I pretty much keep my politics to my self. I'm not one to want to fight about them. But I'm sick of being told how ashamed my mother is with me for MY choice. I'm in my 40's and I don't think I should have to answer to her about this....she let me have it on Saturday. Our relationship is not great to begin with and this is making it worse.....Can I tell her to back off? Every time I try to speak up for my self she get so mad.
I really wish people would stop "letting people have it" just because they are on another part of the political spectrum!!! If your political opinion is offensive to someone then you have to decide what is more important to you - your opinion or the other person.
I read an article in Harper's Bazaar back in 2017 called "If You are Married to a Trump Supporter, Divorce Them". When did it become okay to make a politician more important to you than your spouse, sibling, neighbor, friend, etc.?
Let's also remember that politicians are not angels. They are charismatic, ambitious individuals who seek power and influence. You do not know them, they are not coming to your house for dinner, they don't care about you specifically, they want your vote, and they have long-range plans and goals that don't include you! Remember the wise George Carlin: "It's a big club and you ain't in it!"
When I was in university I had fantastic debates with classmates with differing political views. We had friendly debates, each stating our position without slagging the other person's beliefs. I wish more people could do this. Now having said that I will not engage in any way with people who promote racism, sexism and homophobia to name a few.
You have an enshrined right to vote for the candidate you believe will best serve you. If you mother feels some else is the best person for her, she has the right to vote for that person.
But keep in mind, you do not have to stand for her abuse. If she lays into you, walk away, hang up the phone, you do not have to listen to her. Of course you can tell her to back off. If she does not stop, then you leave.
Set some boundaries. Of course she will get mad, but that is her issue not yours. Just as we give a small child having a tantrum a time out, give her a time out. Each time she starts, walk away. But keep standing up for yourself.
Until, in her late 70s. Then she became a Dem for some reason or other, and could think of no good Republican, bless her heart.
What I would do with your Mom is kind of turn it on her in a good way.
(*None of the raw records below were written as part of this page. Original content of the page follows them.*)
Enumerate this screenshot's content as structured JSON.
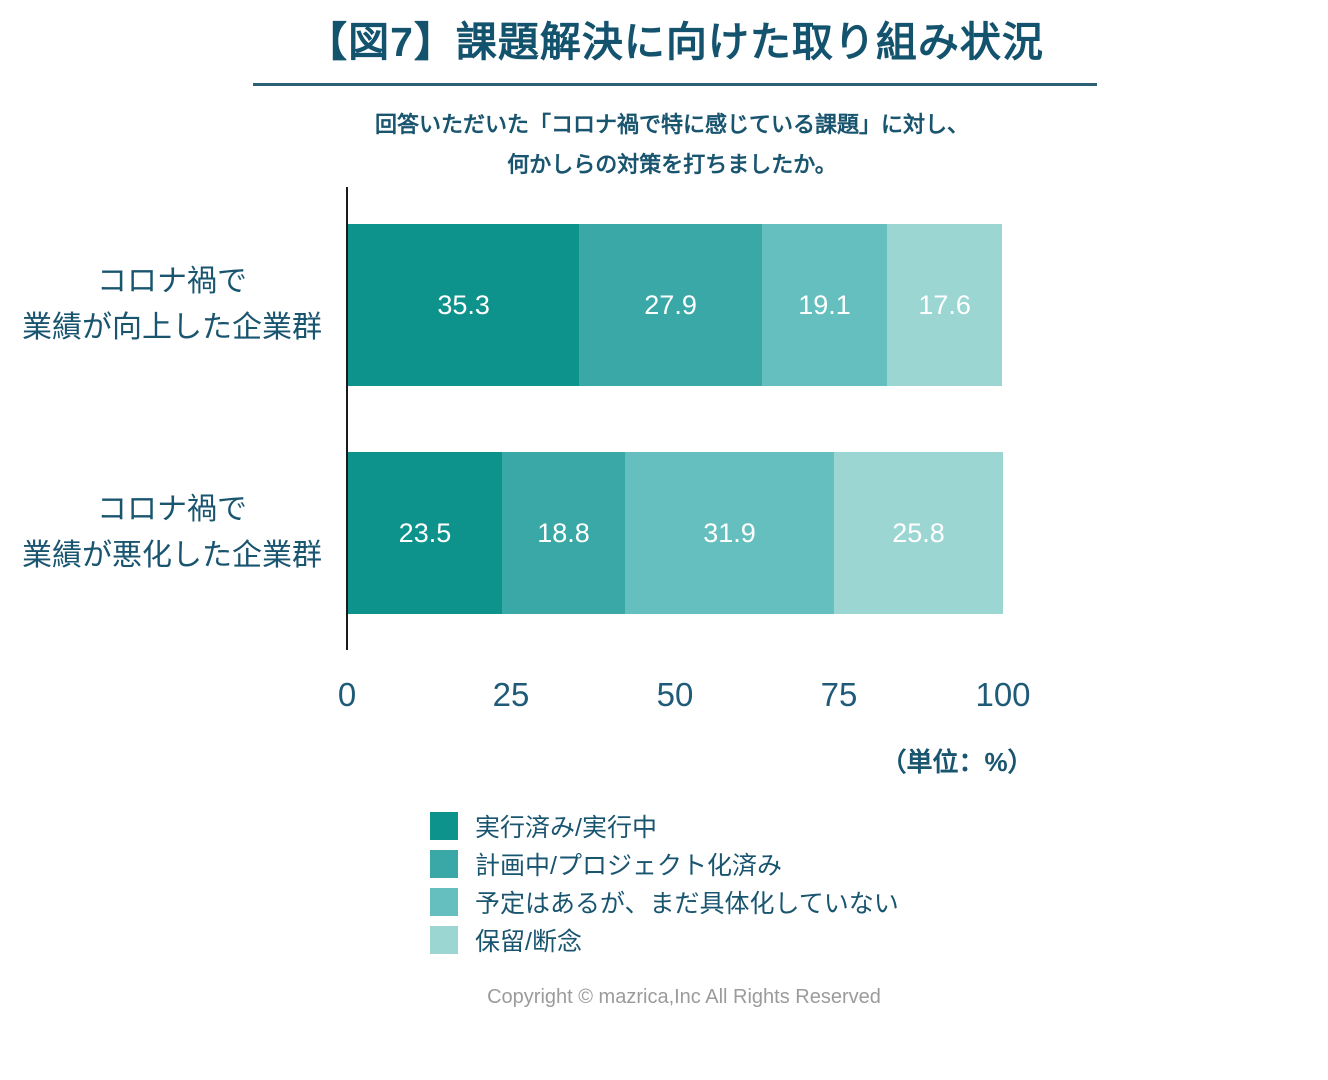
{
  "header": {
    "title": "【図7】課題解決に向けた取り組み状況"
  },
  "subtitle": {
    "line1": "回答いただいた「コロナ禍で特に感じている課題」に対し、",
    "line2": "何かしらの対策を打ちましたか。"
  },
  "unit_label": "（単位：%）",
  "footer": {
    "copyright": "Copyright © mazrica,Inc All Rights Reserved"
  },
  "colors": {
    "title_text": "#14536e",
    "body_text": "#1a5570",
    "tick_text": "#1f5b78",
    "axis_line": "#1a1a1a",
    "title_underline": "#2d6077",
    "value_label_text": "#ffffff",
    "copyright_text": "#9b9b9b"
  },
  "chart_data": {
    "type": "bar",
    "orientation": "horizontal",
    "stacked": true,
    "unit": "%",
    "xlim": [
      0,
      100
    ],
    "x_ticks": [
      "0",
      "25",
      "50",
      "75",
      "100"
    ],
    "grid": false,
    "legend_position": "bottom-left",
    "categories": [
      {
        "line1": "コロナ禍で",
        "line2": "業績が向上した企業群"
      },
      {
        "line1": "コロナ禍で",
        "line2": "業績が悪化した企業群"
      }
    ],
    "series": [
      {
        "name": "実行済み/実行中",
        "color": "#0d938c",
        "values": [
          35.3,
          23.5
        ]
      },
      {
        "name": "計画中/プロジェクト化済み",
        "color": "#3aa8a6",
        "values": [
          27.9,
          18.8
        ]
      },
      {
        "name": "予定はあるが、まだ具体化していない",
        "color": "#66bfbf",
        "values": [
          19.1,
          31.9
        ]
      },
      {
        "name": "保留/断念",
        "color": "#9cd6d3",
        "values": [
          17.6,
          25.8
        ]
      }
    ]
  }
}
Tell her "Mom, you raised me right. You raised me strong, and you raised me independent and able to think for myself. I can't thank you enough ever for all you did for me. But now I am thinking for myself. You know, our country is about evenly divided here, Mom. And what is wonderful is that we ALL CAME OUT and voted this time".
The other way, just say "You know, Mom, next time I am gonna think harder before I vote."
Or you know, nothing. Just say nothing. You aren't responsible for defending the party. You did your vote.
You know, I have a grandson who is much more conservative than I am. We can argue it, but always with love and affection. And I intend to untie him in the basement soon as I am certain the election is all over.
" it helps to be a little deaf"
DH was livid. He sent out a mass text this morning to all of our Morally Superior children and said THERE WILL BE NO POLITICS DISCUSSED IN THIS FAMILY. AND THERE WILL BE NO RESONSE TO THIS TEXT.
My mother, who lives to push my buttons, knows nothing at all about politics, just that she hates who she hates, based on nothing. She was positively giddy about the MSM's announcement the other day and told me "You have no other choice but to accept it" and then started laughing. I told her, mom, I have told you over and over and OVER AGAIN that I AM NOT going to discuss politics with you, and now I am hanging up the phone.
My son called and thought it would be a wise idea to tell me why the virus is still around, and why people are choosing to travel this holiday season. I told him, I WILL NOT DISCUSS POLITICS WITH YOU and he just went on, like I had said nothing. Which is when I ended the phone conversation with him.
Morally superior people feel like They Are Right and Everyone Else Is Wrong. There is no room for negotiation, no gray area, no nothing. And therefore, there is no talking to them.
So I'm fine with not speaking to any of these family members for a while. If they choose to respect me as a mother, daughter and human being in general, regardless of my political choices, then fine. Otherwise, they can kiss my arse.
It was not easy.
Leave the house if you can, if you have to.
Anytime anyone brings up a topic that is a "Hot Button" issue stop it right away and do not partake in the "conversation"
And yes you can tell her to back off.
This is true for ANY issue that might be one of conflicting views IF the the other person is not going to be civil about the conversation.